1. What is the worst vacation you've ever been on? When I was in high school, my parents drove me and my sister to various places in New York and Connecticut, partly to look at colleges -- the Finger Lakes, Wesleyan, etc. My parents are impossible to travel with under the best of circumstances (she likes it 90 degrees, he likes it 60; she likes to stop every 20 minutes, he would drive straight through), but that year in particular they were grousing and putting me and my sister in the middle of everything, and my sister finally snapped and bitched at my father, who took it out on my mother, who complained to me that I always took their side just by refusing to speak up for her. I decided I hated car trips and really probably hated travel and was never doing it when I was older, since I did not have my own room to hide in at the end of the day; I had not realized at the time that not everyone's family vacations were like that. I sometimes regret not doing a semester abroad in college, but I was extremely protective of my private space and not being at the mercy of other people's schedules then, and it took me years to get over that.
2. Have you always liked to take pictures, or is it only recent? Extremely recent. Photography used to be a very expensive hobby, and my sister took a few classes and I was never that impressed with what the emphasis seemed to be -- taking a hundred pictures of the same item and spending hours developing them. Even when we traveled, I generally let take most of the photos. It's only since I've known a little about Photoshop and had a digital camera that photography has really interested me as more than a very occasional thing.

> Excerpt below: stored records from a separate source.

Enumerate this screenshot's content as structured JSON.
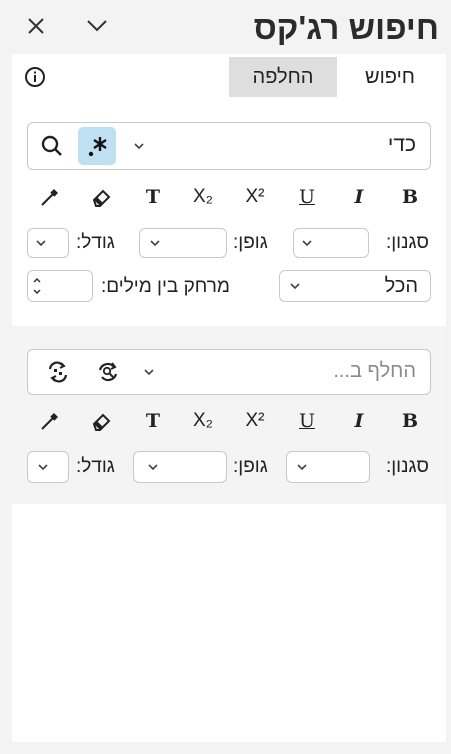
{
  "window": {
    "title": "חיפוש רג'קס",
    "close_icon": "close-icon",
    "collapse_icon": "chevron-down-icon"
  },
  "tabs": [
    {
      "label": "חיפוש",
      "active": false
    },
    {
      "label": "החלפה",
      "active": true
    }
  ],
  "info_icon": "info-icon",
  "find": {
    "value": "כדי",
    "search_icon": "search-icon",
    "regex_icon": "regex-icon",
    "format_buttons": [
      "B",
      "I",
      "U",
      "X²",
      "X₂",
      "T"
    ],
    "style_label": "סגנון:",
    "font_label": "גופן:",
    "size_label": "גודל:",
    "scope_value": "הכל",
    "word_spacing_label": "מרחק בין מילים:"
  },
  "replace": {
    "placeholder": "החלף ב...",
    "replace_icon": "replace-icon",
    "replace_all_icon": "replace-all-icon",
    "format_buttons": [
      "B",
      "I",
      "U",
      "X²",
      "X₂",
      "T"
    ],
    "style_label": "סגנון:",
    "font_label": "גופן:",
    "size_label": "גודל:"
  },
  "colors": {
    "accent": "#bfe0f3",
    "active_tab": "#dedede"
  }
}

3. When did you start writing? I don't remember a time when I didn't. I had poetry in my elementary school newspaper in fourth or fifth grade. I wrote a "novel" in sixth grade (it was about time travel and my Mary Sue character's name was my Hebrew name). I kept diaries on and off throughout my childhood. The scary thing is that I think most of this stuff is still in a drawer in the closet in my childhood bedroom at my parents' house. *g*
4. Did you want to have a girl, or are you happy that both your kids are boys? I really don't think I ever cared one way or the other: I wanted healthy babies, and I have never regretted in any way that either of my kids is who he is. In theory I liked the idea of having a girl and I enjoy spending time with my nieces, but I think that if I had a really girly-girl who wanted nail polish birthday parties and expected me to know what kind of designer jeans she was supposed to wear, I would be in big trouble (one of my friends has one of those, even though she is nothing like that). Our kids are both interested in a lot of geeky stuff like we are and they're good travelers and non-whiners, while my sister's girls are none of those things, so I imagine I have more fun with my boys.
5. If you could only have one dessert for the rest of your life, what would it be? Those big chocolate patties with mint fluff inside that you can only get at really good homemade candy stores, like in New England.



One of my last photos of England, taken through the window of the plane. I need to get that Above Britain book; I love looking at things from the air.